Vancouver must be a city for all of its people. A place where every neighbourhood is for everybody. Where we don’t drive out people who need help, but work to lift them up. 

On Wednesday, Ken Sim will try to put the first part of his plan in place: banning  desperately-needed supportive housing anywhere in Vancouver. We already knew that this was cold, callous and cruel. 

Now we know that it’s even worse. If Ken Sim gets his way, it might only be the beginning of a long period of pain for our neighbours in the DTES. 

QUOTES:

Steve Johnston – Member, Coordinated Community Response Network 

“ABC’s current actions are a systematic dismantling of the community, removing any barrier to unfettered gentrification. There doesn’t seem to be any plan to build it back up. In fact, ABC removed Councillor Bligh from the party, the only person to table a plan that invested in the neighbourhood.
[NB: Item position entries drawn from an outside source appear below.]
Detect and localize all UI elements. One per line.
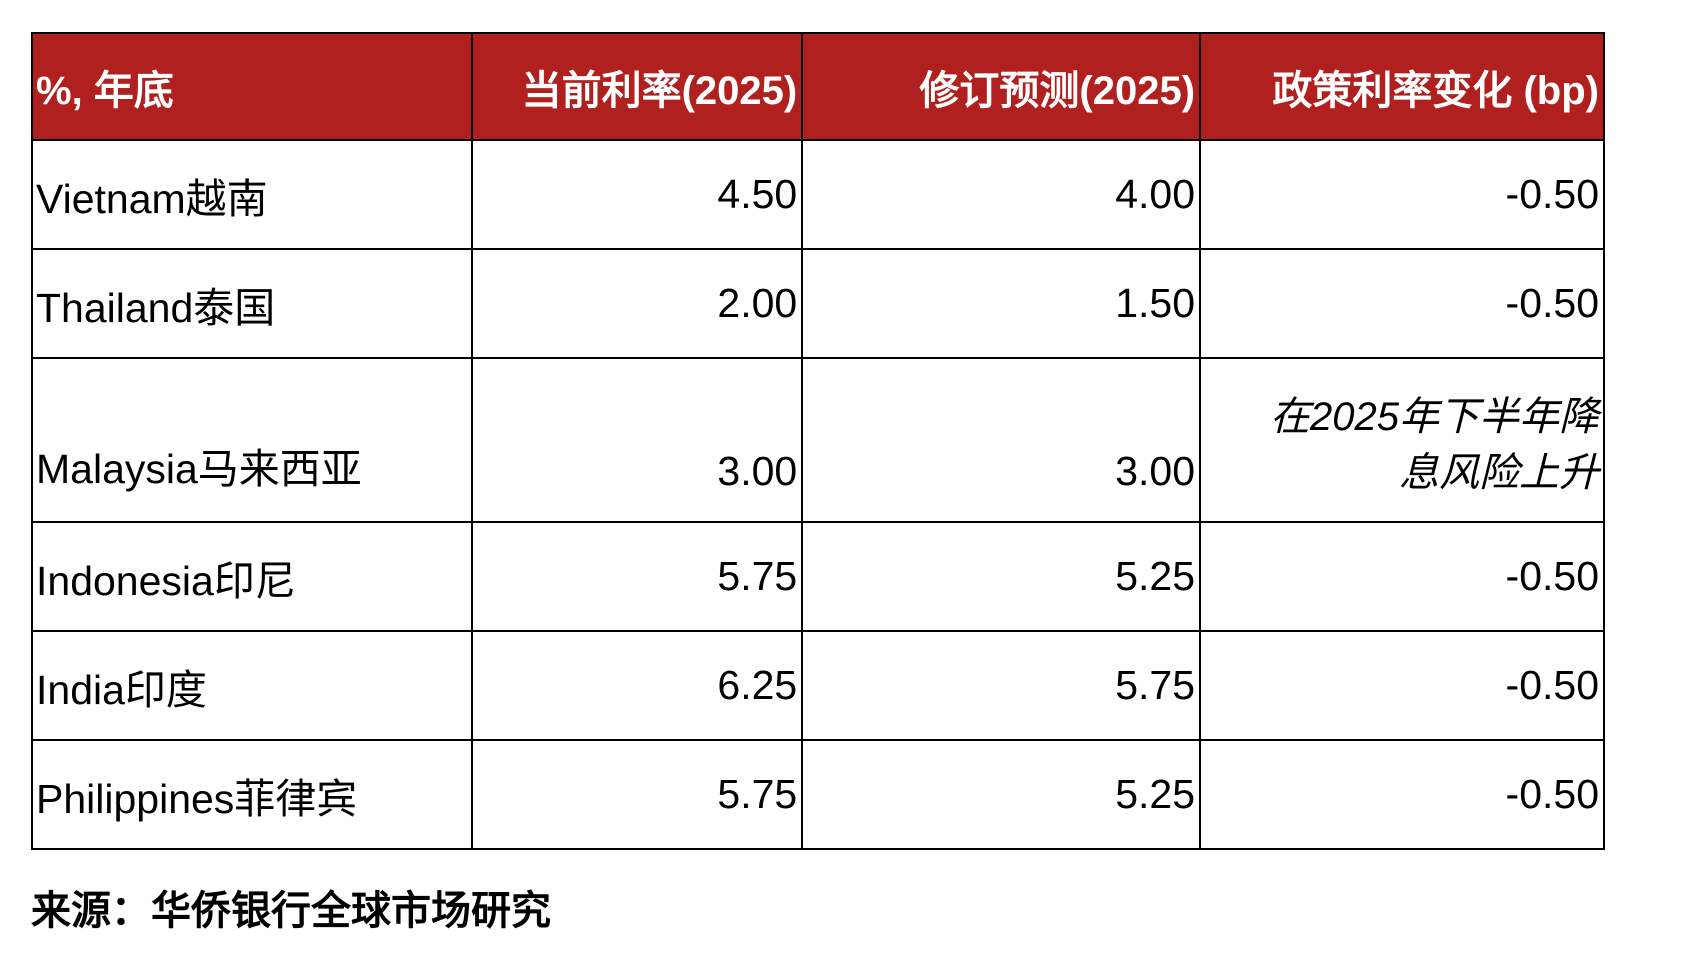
country-cell: Thailand泰国 [31,248,473,359]
interest-rate-table: %, 年底 当前利率(2025) 修订预测(2025) 政策利率变化 (bp) … [31,32,1605,850]
table-row: Philippines菲律宾 5.75 5.25 -0.50 [31,739,1605,850]
current-rate-cell: 3.00 [470,357,804,523]
country-cell: Indonesia印尼 [31,521,473,632]
revised-forecast-cell: 1.50 [801,248,1202,359]
revised-forecast-cell: 3.00 [801,357,1202,523]
revised-forecast-cell: 5.25 [801,521,1202,632]
table-row: Malaysia马来西亚 3.00 3.00 在2025年下半年降 息风险上升 [31,357,1605,523]
rate-change-note-line-1: 在2025年下半年降 [1270,395,1599,439]
current-rate-cell: 2.00 [470,248,804,359]
revised-forecast-cell: 4.00 [801,139,1202,250]
country-cell: Vietnam越南 [31,139,473,250]
country-cell: Malaysia马来西亚 [31,357,473,523]
table-row: Indonesia印尼 5.75 5.25 -0.50 [31,521,1605,632]
revised-forecast-cell: 5.25 [801,739,1202,850]
current-rate-cell: 6.25 [470,630,804,741]
table-header: %, 年底 当前利率(2025) 修订预测(2025) 政策利率变化 (bp) [31,32,1605,141]
rate-change-note-line-2: 息风险上升 [1399,451,1599,495]
country-cell: India印度 [31,630,473,741]
header-row: %, 年底 当前利率(2025) 修订预测(2025) 政策利率变化 (bp) [31,32,1605,141]
revised-forecast-cell: 5.75 [801,630,1202,741]
table-row: India印度 6.25 5.75 -0.50 [31,630,1605,741]
current-rate-cell: 5.75 [470,521,804,632]
header-current-rate: 当前利率(2025) [470,32,804,141]
rate-change-cell: -0.50 [1199,139,1605,250]
table-row: Thailand泰国 2.00 1.50 -0.50 [31,248,1605,359]
source-note: 来源：华侨银行全球市场研究 [31,889,551,933]
table-body: Vietnam越南 4.50 4.00 -0.50 Thailand泰国 2.0… [31,139,1605,850]
current-rate-cell: 4.50 [470,139,804,250]
header-revised-forecast: 修订预测(2025) [801,32,1202,141]
rate-change-cell: -0.50 [1199,630,1605,741]
current-rate-cell: 5.75 [470,739,804,850]
rate-change-note-cell: 在2025年下半年降 息风险上升 [1199,357,1605,523]
rate-change-cell: -0.50 [1199,248,1605,359]
header-policy-rate-change: 政策利率变化 (bp) [1199,32,1605,141]
country-cell: Philippines菲律宾 [31,739,473,850]
header-unit-year-end: %, 年底 [31,32,473,141]
rate-change-cell: -0.50 [1199,521,1605,632]
rate-change-cell: -0.50 [1199,739,1605,850]
table-row: Vietnam越南 4.50 4.00 -0.50 [31,139,1605,250]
Change is inevitable. However, it must be thoughtful, strategic, and informed by those impacted the most. Uplifting the DTES is a plan that builds the community up. It’s an approach that recognizes the inherent challenges of the DTES and actually goes beyond policing to consider a comprehensive investment in local economic development, job creation and wrap-around services and supports. Nothing makes a community safer than a job and I believe this plan does that.”

Lucy Maloney – OneCity Vancouver City Council Candidate 

“On Friday, we discovered that while talking in public about caring for our most vulnerable neighbours, he's been planning in secret to drive them out, destroy their communities, and enrich landowners.

He might tell you that it's all in the service of more housing, faster. I disagree. He's been offered the chance to build elsewhere. In rich neighbourhoods, like Shaughnessy. In six-floor apartments throughout the city. He declined. 

It seems the only places Ken Sim wants to build homes are the few places where working class and marginalized people already live. 

On April 5, Vancouver will elect two new City Councillors. This is the choice before us: will we elect yes-men who will help Ken Sim make his secret plans reality? Or will we elect progressive fighters who will fight like hell to stop him - and who, in 2026, will work together to drive him out from City Hall?

I’m asking for your vote. Because today we know this for sure: He's not working for you.”